A la base d’un Guantanamo à la française ?
La fiche S fait l’objet d’un vif débat depuis longtemps car de nombreuses personnalités politiques la jugent insuffisante, voire inefficace. Les attentats de vendredi ont même poussé certains hommes politiques à relancer l’idée d’un Guantanamo à la française sur la base de ces fiches S.
L’extrême-droite, Marine Le Pen en tête, appelle depuis des années déjà à expulser de France les personnes soupçonnées d’entretenir des liens avec l’islamisme radical, « ou dans tous les cas qu’ils soient interdits de territoire ».
Depuis plusieurs mois, pour plusieurs élus Les Républicains, comme Christian Estrosi et Laurent Wauquiez, les autorités françaises devraient plutôt placer tous les individus possédant une fiche S dans des « camps d’internement ». Un projet de Guantanamo français pourtant expressément interdit par l’article 6 de la loi sur l’état d’urgence, déclaré vendredi soir par François Hollande :
« En aucun cas, l’assignation à résidence ne pourra avoir pour effet la création de camps où seraient détenues les personnes visées à l’alinéa précédent (qui autorise le ministre de l’Intérieur à assigner à résidence les individus soupçonnés comme dangereux de manière arbitraire, ndlr) ».
A ce sujet, Marc Trevidic, ex-juge d’instruction au pôle antiterroriste du parquet de Paris, explique pourquoi ce fichage est insuffisant : « C’est très simple, il y a beaucoup trop d’individus dans ce cas-là avec des effectifs qui ont un peu augmenté mais qui ne sont pas au niveau ».

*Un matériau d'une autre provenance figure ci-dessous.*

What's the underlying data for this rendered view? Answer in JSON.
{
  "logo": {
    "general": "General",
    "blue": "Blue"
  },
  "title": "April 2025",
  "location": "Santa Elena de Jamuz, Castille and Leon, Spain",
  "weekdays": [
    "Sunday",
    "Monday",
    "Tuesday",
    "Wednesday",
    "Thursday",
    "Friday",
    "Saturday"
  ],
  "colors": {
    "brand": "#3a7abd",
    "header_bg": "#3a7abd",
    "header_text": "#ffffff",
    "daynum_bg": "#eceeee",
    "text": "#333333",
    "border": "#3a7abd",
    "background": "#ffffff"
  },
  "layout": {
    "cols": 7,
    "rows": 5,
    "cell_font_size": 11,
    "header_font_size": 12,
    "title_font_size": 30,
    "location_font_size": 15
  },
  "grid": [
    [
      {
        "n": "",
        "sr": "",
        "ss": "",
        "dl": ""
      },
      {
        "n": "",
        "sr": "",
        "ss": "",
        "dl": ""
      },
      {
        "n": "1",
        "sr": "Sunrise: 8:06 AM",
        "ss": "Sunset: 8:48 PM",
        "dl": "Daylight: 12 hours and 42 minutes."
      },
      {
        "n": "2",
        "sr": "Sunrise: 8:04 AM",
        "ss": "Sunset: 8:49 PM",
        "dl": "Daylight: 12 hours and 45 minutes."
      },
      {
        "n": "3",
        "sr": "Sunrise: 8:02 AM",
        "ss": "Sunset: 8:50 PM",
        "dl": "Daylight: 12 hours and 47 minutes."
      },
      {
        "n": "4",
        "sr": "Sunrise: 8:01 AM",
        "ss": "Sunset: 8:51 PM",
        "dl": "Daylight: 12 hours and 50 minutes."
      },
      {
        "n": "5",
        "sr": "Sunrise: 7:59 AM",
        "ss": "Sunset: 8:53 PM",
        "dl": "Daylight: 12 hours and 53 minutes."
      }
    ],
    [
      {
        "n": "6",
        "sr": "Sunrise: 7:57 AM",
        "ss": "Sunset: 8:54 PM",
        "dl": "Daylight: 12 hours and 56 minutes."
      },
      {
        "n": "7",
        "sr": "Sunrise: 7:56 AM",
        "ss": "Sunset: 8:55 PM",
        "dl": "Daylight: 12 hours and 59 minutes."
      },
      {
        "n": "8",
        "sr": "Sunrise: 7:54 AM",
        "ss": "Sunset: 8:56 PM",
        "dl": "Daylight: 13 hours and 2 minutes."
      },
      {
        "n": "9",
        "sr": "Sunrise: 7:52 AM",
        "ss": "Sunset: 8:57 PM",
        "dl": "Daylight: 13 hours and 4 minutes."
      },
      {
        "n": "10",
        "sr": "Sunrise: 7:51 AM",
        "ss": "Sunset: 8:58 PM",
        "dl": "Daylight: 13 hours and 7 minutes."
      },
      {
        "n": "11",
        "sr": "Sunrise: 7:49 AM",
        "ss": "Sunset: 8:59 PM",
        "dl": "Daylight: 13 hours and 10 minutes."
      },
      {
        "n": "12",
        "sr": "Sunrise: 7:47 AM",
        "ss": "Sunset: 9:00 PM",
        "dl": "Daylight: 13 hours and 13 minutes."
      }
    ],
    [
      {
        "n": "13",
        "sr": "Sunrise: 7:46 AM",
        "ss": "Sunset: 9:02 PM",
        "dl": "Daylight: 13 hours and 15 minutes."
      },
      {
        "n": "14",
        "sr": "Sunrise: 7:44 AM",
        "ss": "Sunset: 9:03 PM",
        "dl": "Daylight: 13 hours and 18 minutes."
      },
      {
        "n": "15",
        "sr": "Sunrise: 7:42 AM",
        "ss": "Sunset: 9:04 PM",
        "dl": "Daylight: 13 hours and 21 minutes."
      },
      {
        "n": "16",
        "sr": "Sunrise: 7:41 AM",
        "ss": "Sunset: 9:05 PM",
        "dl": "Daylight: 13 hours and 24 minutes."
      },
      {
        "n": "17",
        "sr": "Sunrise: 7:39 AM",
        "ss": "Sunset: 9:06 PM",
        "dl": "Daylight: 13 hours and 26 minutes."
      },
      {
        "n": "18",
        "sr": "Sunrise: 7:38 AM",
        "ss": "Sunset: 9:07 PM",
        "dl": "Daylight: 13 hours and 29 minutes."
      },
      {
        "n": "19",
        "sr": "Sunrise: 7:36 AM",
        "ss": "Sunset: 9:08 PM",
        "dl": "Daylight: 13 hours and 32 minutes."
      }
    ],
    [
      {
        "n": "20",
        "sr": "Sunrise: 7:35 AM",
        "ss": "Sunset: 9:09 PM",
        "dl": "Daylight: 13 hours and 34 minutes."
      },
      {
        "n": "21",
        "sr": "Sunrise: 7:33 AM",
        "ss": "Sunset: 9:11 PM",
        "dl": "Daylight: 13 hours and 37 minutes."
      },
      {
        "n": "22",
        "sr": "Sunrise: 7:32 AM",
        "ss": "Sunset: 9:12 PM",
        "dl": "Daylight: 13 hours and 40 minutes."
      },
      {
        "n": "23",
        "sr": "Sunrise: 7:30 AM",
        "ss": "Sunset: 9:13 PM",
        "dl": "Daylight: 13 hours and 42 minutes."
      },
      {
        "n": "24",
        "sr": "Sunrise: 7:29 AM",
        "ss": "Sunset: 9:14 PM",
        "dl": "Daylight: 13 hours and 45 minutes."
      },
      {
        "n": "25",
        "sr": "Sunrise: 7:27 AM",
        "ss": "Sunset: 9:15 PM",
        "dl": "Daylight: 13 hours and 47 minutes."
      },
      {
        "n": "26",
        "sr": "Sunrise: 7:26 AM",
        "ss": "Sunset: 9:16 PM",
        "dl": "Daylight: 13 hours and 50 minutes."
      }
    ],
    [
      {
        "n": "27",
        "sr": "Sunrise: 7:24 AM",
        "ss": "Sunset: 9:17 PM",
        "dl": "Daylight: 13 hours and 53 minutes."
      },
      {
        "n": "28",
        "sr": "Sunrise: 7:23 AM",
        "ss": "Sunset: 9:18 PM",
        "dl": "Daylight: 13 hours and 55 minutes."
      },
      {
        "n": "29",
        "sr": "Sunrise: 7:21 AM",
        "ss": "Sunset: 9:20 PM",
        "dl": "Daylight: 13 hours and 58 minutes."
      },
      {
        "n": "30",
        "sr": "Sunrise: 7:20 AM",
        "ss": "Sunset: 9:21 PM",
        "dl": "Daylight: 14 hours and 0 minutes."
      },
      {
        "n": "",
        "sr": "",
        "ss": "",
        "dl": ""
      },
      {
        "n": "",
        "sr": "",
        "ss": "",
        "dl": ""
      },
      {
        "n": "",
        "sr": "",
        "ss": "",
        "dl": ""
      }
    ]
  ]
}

Il concède que « soit on reste dans un système judiciaire (déclaration des droits de l’homme, cour européenne, il faut des preuves pour arrêter quelqu’un et l’incarcérer), soit on en sort », mais lui-même « ne peu(t) pas cautionner ça » et préfère l’option qui consiste à donner plus de moyens au système judiciaire. Il conclut :
« Je suis juge, je suis très attaché à ce système. J’aurais voulu qu’on continue à être efficace en gardant nos principes. Si ce n’est plus possible, on va sortir de là et on fera ce qu’on a critiqué chez les Américains, c’est-à-dire Guantanamo. »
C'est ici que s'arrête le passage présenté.